Your question updates revealed that your query can be improved radically:

SELECT m.*
     , (SELECT keyfield  -- correlated subquery
        FROM   extractkeyfield 
        WHERE  messageid = m.messageid
        LIMIT  1)    AS keyfield
     , s.description AS sendername
     , r.description AS receivername
FROM  (
   SELECT messagetime    -- no DISTINCT necessary
        , messageid
        , clientid
        , message_type
        , contenturl
        , nativecontenturl
        , receiverid
        , status
        , nativeisa
        , nativegs
        , isa
        , gs
        , originalfilename
        , duplicatekeyfield
        , duplicatenativeid
        , count(*) OVER () AS full_count
   FROM   message
   WHERE  messagetime >= timestamp '2015-01-01 03:40:50'  -- incl. lower bound
   AND    messagetime <  timestamp '2016-04-01 03:35:10'  -- excl. upper bound
   ORDER  BY messagetime DESC NULLS LAST
   LIMIT  100            -- count and limit before joining more tables
   ) m
LEFT   JOIN clientprofile s ON s.clientid = m.clientid  -- join later
LEFT   JOIN clientprofile r ON r.clientid = m.receiverid;

Indexes

The perfect indexes for this query would be:

CREATE INDEX message_messagetime_idx ON message (messagetime DESC NULLS LAST);

Usefulness depends on the percentage of rows selected. (You still did not provide cardinalities.) For a small percentage, the index is more likely to be useful.

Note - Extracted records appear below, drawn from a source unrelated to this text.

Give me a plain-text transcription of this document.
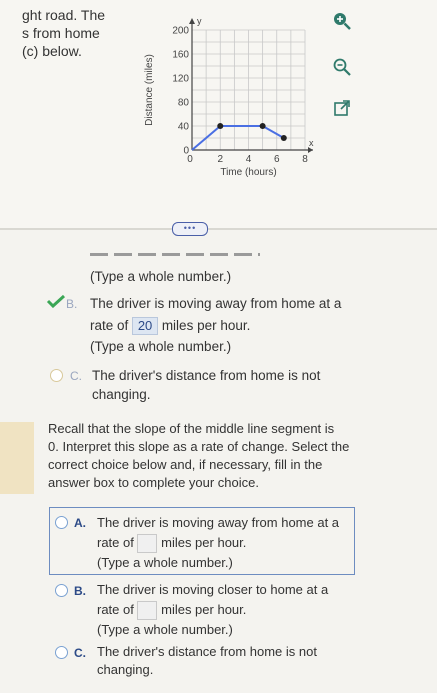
ght road. The
s from home
(c) below.
x
y
0
40
80
120
160
200
0 2 4 6 8
Time (hours)
Distance (miles)
•••
(Type a whole number.)
B. The driver is moving away from home at a
rate of 20 miles per hour.
(Type a whole number.)
C. The driver's distance from home is not
changing.
Recall that the slope of the middle line segment is
0. Interpret this slope as a rate of change. Select the
correct choice below and, if necessary, fill in the
answer box to complete your choice.
A. The driver is moving away from home at a
rate of miles per hour.
(Type a whole number.)
B. The driver is moving closer to home at a
rate of miles per hour.
(Type a whole number.)
C. The driver's distance from home is not
changing.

Your existing index message_messagetime_clientid_receiverid_status_messagetype works as well, less efficiently since it carries some more columns of "dead freight" for the use case.

Joins to clientprofile are covered by its PK. To optimize read performance you might create a multicolumn index on (clientid, description) to allow index-only scans. Since the rows are wide, this should pay.

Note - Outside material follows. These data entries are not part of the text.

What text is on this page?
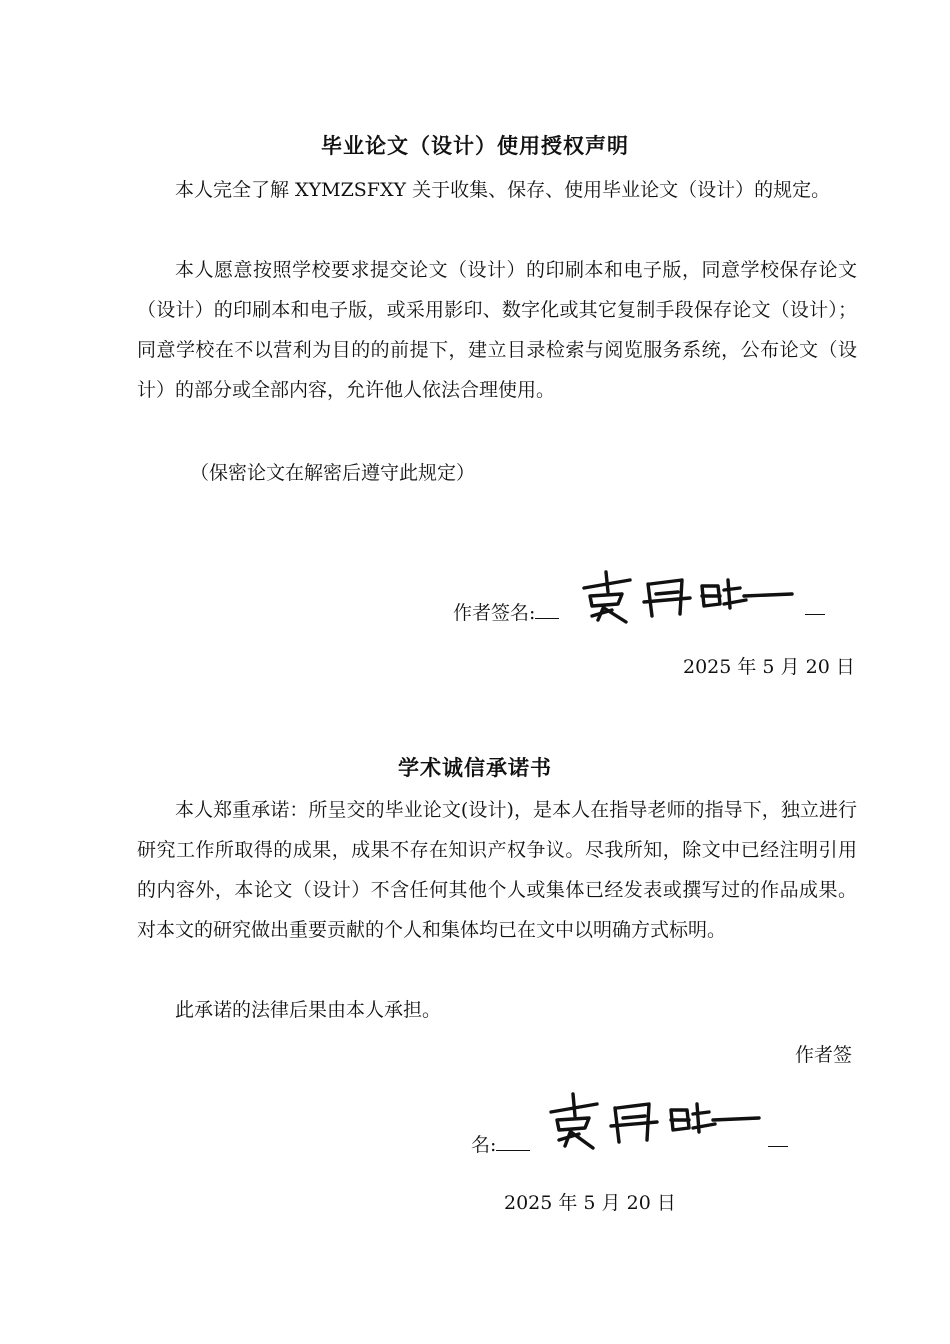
毕业论文（设计）使用授权声明

本人完全了解 XYMZSFXY 关于收集、保存、使用毕业论文（设计）的规定。

本人愿意按照学校要求提交论文（设计）的印刷本和电子版，同意学校保存论文（设计）的印刷本和电子版，或采用影印、数字化或其它复制手段保存论文（设计）；同意学校在不以营利为目的的前提下，建立目录检索与阅览服务系统，公布论文（设计）的部分或全部内容，允许他人依法合理使用。

（保密论文在解密后遵守此规定）
作者签名:
2025 年 5 月 20 日
学术诚信承诺书

本人郑重承诺：所呈交的毕业论文(设计)，是本人在指导老师的指导下，独立进行研究工作所取得的成果，成果不存在知识产权争议。尽我所知，除文中已经注明引用的内容外，本论文（设计）不含任何其他个人或集体已经发表或撰写过的作品成果。对本文的研究做出重要贡献的个人和集体均已在文中以明确方式标明。

此承诺的法律后果由本人承担。

作者签
名:
2025 年 5 月 20 日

Finally, extractkeyfield could profit from another multicolumn index on (messageid, keyfield). Again, only useful if you get index-only scans out of it. The rows are not as wide, the benefit is smaller than for clientprofile.

If you get all of this right, the query should be faster by orders of magnitude.

Major points

You still get an arbitrary pick from multiple related extractkeyfield.keyfield. That's according to your definition. Typically, a deterministic pick is more useful.

Since messageid is the PK of table message ~~DISTINCT ON (message.messagetime, message.messageid)~~ never makes sense. DISTINCT ON (message.messageid) would achieve the same, cheaper. Since you need the total count before LIMIT, a DISTINCT step makes the query much more expensive since all involved rows have to processed (not just counted). Luckily, DISTINCT can be avoided completely.
The correlated subquery with LIMIT 1 prevents duplicates a priori. So you don't need the expensive DISTINCT ON for the big table.
```
(SELECT keyfield
 FROM   extractkeyfield 
 WHERE  messageid = m.messageid
 LIMIT  1)
```
In Postgres 9.3+ you can also use a LATERAL join. Detailed explanation:
- Optimize GROUP BY query to retrieve latest record per user
Select, count and limit rows from your main table before you join to additional tables. That's what happens in my subquery m. Else you do a lot of additional work just to throw it away later.
You shouldn't need more work_mem with the fixed query. That was a side effect of the needless DISTINCT step for > 1M rows. Check for lines mentioning "Disk" in connection with "sort" in the EXPLAIN output of the new query.

I modified your predicate for the time range:

WHERE  messagetime >= timestamp '2015-01-01 03:40:50'  -- incl. lower bound
AND    messagetime <  timestamp '2016-04-01 03:35:10'  -- excl. upper bound

Consider the explanation:

PostgreSQL splitting time range into days

Your column messagetime can be NULL. Careful with descending sort order! I made that:
```
ORDER  BY messagetime DESC NULLS LAST
```
Details:
- Select first row in each GROUP BY group?

Aside: your table definitions can probably be improved. Among other things, varchar(255) is an unlikely candidate for a PK. And I suspect some of your many indexes might not be used. But that's beyond the scope of this question.